A path in the forest toward sunlight

Passing the baton is essential to Christianity

Followers of Jesus reach out to others.

After the final meal with the disciples Jesus prayed for the disciples he was leaving behind. He also prayed for those they would tell about him (John 17:20).

Just before he ascended to the Father, he told his disciples to wait in Jerusalem until that had received the power of the indwelling Spirit. Then they would share his message throughout the world (Acts 1:4-8).

God chose to use his followers to spread his message and to train new disciples.

As he languished in prison before his execution, Paul wrote to Timothy with final guidance on how to succeed in Christian service. He told him to take what he had heard from Paul and pass it on to others who would in turn pass it on to a new generation of Christians (2 Timothy 2:2).

Paul envisioned four generations of followers of Jesus.

There are those who reached out to us and taught us. We are the second generation. We are to pass it on to a new generation of Christians. We are to pass it on to those who would reach a fourth generation of Christians.

Christians who want to part of the essential mission of the church must pass on what they have been taught. We must disciple those who themselves will also reach out to those outside of Christ and nurture their faith.

This has been how Christ has worked for almost two thousand years.

Are we part of this chain of ministry or are we a self-centered side shoot of the church?

5 thoughts on “Passing the baton is essential to Christianity”

  1. This is why I teach children. And why the graying of the church is not good. If your nursery is empty, your church is dying.

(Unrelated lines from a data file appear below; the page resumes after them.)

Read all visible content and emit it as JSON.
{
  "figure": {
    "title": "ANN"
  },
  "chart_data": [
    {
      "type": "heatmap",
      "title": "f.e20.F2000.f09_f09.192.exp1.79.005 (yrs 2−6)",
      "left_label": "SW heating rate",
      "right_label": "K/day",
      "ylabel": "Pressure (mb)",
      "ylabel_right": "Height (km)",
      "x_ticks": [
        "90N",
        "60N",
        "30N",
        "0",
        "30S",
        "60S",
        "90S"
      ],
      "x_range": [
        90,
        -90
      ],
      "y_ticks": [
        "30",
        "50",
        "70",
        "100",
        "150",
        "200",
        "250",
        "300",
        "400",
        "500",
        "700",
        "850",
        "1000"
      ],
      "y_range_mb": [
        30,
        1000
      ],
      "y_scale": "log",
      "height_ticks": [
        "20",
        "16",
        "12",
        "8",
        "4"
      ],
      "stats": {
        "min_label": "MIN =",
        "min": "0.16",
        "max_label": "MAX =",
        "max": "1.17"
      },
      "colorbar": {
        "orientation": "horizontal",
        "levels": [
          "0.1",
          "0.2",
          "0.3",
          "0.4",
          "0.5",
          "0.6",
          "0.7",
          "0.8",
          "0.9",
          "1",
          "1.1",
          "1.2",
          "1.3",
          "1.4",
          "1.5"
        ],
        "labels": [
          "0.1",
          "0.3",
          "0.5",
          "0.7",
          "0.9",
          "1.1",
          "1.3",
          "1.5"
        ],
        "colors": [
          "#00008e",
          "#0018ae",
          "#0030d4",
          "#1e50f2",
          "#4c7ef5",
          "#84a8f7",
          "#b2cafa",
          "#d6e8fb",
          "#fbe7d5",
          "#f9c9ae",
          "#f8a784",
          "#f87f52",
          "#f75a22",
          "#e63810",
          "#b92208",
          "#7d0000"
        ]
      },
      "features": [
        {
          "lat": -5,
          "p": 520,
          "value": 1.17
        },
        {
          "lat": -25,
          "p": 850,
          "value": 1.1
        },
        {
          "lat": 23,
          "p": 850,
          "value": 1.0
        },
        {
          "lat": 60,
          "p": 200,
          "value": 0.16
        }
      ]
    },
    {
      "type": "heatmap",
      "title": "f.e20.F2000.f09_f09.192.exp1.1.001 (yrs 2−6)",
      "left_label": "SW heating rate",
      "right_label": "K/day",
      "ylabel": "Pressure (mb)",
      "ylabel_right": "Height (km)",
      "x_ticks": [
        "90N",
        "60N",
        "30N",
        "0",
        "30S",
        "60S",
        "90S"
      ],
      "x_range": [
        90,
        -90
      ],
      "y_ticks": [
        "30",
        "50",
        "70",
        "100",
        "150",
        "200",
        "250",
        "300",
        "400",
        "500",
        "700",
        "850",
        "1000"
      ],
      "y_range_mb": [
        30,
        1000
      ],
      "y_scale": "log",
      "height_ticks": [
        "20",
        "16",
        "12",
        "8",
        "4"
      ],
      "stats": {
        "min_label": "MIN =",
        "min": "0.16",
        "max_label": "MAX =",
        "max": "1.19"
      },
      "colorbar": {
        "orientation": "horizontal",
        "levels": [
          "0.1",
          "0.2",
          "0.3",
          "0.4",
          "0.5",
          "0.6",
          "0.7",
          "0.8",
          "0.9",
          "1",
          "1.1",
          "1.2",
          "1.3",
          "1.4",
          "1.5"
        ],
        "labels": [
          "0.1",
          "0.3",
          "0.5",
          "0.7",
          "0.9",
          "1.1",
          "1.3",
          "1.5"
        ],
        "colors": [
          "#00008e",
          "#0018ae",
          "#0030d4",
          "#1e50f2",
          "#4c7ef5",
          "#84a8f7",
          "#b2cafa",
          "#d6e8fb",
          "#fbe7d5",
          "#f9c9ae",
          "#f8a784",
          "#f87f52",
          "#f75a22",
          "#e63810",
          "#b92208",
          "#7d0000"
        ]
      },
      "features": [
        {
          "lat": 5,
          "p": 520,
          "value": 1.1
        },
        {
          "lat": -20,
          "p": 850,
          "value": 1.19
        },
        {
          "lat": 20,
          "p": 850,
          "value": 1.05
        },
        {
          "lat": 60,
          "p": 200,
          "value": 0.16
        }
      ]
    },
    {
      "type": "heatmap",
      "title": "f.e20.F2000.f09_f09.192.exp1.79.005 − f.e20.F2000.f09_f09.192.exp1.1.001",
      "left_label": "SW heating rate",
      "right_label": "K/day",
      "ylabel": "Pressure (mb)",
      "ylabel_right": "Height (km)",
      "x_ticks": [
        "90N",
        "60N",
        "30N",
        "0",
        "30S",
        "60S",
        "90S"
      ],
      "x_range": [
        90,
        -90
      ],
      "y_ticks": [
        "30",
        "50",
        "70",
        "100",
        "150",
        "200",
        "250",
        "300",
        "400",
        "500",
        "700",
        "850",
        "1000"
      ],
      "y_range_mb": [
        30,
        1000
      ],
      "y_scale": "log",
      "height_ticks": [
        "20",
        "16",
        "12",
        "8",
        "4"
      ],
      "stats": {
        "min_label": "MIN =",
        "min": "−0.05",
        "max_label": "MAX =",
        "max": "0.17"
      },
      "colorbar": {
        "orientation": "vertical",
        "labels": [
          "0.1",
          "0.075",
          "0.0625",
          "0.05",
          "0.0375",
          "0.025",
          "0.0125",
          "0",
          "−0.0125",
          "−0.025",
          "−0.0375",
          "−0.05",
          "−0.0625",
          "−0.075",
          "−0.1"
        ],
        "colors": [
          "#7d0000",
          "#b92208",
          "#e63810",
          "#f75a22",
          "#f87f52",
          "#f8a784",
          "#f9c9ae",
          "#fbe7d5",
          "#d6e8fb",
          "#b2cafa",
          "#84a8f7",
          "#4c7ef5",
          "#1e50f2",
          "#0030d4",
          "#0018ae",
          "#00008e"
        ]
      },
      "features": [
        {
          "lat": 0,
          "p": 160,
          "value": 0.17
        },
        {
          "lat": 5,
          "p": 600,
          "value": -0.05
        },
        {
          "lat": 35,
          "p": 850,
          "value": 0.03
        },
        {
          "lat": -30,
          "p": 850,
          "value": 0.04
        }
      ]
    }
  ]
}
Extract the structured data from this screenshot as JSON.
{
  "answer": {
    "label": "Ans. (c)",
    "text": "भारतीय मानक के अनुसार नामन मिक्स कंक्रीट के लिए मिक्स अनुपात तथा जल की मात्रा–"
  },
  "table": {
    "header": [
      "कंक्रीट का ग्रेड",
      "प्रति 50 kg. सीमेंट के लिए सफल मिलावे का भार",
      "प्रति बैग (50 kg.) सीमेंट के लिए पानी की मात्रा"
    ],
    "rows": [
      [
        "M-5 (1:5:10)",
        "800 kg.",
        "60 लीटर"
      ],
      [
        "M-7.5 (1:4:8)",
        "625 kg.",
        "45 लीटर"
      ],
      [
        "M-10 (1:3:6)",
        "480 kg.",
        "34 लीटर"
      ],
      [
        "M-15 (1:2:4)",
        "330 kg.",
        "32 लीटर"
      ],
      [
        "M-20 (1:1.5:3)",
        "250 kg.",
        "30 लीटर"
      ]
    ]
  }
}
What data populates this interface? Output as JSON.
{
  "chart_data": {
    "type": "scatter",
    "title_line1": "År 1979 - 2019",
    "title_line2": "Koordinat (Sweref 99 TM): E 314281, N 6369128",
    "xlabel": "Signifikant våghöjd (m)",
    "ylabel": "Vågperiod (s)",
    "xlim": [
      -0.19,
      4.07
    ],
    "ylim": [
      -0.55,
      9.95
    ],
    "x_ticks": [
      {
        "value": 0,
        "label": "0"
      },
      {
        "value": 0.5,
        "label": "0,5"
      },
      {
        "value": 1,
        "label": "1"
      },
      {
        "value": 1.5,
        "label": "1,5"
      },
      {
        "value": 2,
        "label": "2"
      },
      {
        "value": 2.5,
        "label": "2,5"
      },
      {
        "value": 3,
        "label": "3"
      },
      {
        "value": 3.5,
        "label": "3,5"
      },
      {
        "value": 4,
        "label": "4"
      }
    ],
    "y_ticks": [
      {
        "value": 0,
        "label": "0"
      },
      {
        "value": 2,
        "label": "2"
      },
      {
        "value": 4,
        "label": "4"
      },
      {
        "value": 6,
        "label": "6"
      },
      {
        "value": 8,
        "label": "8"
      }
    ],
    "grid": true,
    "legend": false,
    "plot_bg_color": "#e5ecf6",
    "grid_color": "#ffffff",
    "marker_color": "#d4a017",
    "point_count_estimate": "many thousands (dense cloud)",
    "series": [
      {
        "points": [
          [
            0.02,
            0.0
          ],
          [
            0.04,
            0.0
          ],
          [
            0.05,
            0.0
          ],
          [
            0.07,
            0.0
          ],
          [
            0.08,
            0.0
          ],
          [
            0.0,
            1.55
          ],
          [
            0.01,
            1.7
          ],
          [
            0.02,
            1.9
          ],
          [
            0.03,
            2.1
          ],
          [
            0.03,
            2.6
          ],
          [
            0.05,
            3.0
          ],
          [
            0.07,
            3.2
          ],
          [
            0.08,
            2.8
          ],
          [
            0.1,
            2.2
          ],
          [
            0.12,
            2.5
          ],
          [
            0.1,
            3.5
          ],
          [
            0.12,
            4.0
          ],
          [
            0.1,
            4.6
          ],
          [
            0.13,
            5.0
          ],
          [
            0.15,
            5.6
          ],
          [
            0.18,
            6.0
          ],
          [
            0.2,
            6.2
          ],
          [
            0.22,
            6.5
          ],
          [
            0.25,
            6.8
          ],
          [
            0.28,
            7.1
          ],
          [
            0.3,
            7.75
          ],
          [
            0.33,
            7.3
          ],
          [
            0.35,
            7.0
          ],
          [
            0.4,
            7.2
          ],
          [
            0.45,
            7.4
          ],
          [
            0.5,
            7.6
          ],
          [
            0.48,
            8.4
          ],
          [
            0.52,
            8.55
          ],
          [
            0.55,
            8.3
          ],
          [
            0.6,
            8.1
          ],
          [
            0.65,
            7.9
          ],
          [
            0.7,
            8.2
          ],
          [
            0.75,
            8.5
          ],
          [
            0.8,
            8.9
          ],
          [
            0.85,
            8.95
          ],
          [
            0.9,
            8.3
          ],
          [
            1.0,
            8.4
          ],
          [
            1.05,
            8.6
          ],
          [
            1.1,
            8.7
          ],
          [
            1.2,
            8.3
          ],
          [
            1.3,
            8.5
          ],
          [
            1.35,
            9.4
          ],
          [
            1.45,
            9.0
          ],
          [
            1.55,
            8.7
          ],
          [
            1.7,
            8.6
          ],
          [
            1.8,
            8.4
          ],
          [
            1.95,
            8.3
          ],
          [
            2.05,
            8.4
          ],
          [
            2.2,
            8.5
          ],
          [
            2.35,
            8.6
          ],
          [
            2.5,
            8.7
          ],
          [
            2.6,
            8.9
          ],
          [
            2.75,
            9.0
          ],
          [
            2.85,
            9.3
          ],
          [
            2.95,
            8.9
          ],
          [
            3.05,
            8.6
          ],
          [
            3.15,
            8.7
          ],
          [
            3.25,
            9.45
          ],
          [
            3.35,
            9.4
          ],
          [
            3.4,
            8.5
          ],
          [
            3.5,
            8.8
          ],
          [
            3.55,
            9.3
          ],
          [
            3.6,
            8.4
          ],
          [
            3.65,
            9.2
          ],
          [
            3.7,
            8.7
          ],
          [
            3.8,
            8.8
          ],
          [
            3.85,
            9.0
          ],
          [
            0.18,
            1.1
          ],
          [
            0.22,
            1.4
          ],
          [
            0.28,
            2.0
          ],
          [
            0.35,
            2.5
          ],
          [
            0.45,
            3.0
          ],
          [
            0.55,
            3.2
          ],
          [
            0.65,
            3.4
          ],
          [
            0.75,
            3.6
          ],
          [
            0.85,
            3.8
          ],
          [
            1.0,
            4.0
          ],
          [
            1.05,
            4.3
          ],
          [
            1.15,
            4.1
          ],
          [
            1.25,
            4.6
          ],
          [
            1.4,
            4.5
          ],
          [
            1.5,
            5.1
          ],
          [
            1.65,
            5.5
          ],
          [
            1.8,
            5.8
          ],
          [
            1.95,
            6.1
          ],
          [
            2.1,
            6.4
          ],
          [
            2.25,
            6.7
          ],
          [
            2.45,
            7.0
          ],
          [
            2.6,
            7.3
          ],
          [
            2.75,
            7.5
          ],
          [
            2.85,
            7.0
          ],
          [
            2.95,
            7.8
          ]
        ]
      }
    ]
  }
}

  2. One frustration I’ve had in fulfilling the mandate of “passing the baton” is matching that concept with the expectations of colleagues and others. If the expectation is that I will reproduce myself in the missionary force, I would suggest that the expectation is unrealistic. No other person is going to have the exact combination of gifts with which I serve Jesus Christ. I would also suggest that the exact ministry I have may not be needed in the coming years. This present COVID season has become an example of how ministry needs change so much that someone with a differing set of gifts is going to be necessary to accomplish the task that I have been given: proclaiming the gospel to international students and discipling them to become instrumental in reaching others. As I have told others, I’ve mentored many young people in international student ministry (ISM), but most of them do not stay in ISM. Most have gone on to serve overseas in various capacities. Others take on ministries in their local churches, and some have consciously adopted a ministry to unbelieving cross-cultural family members. But no one is taking over “my job.” They are continuing in the places to which God has directed them.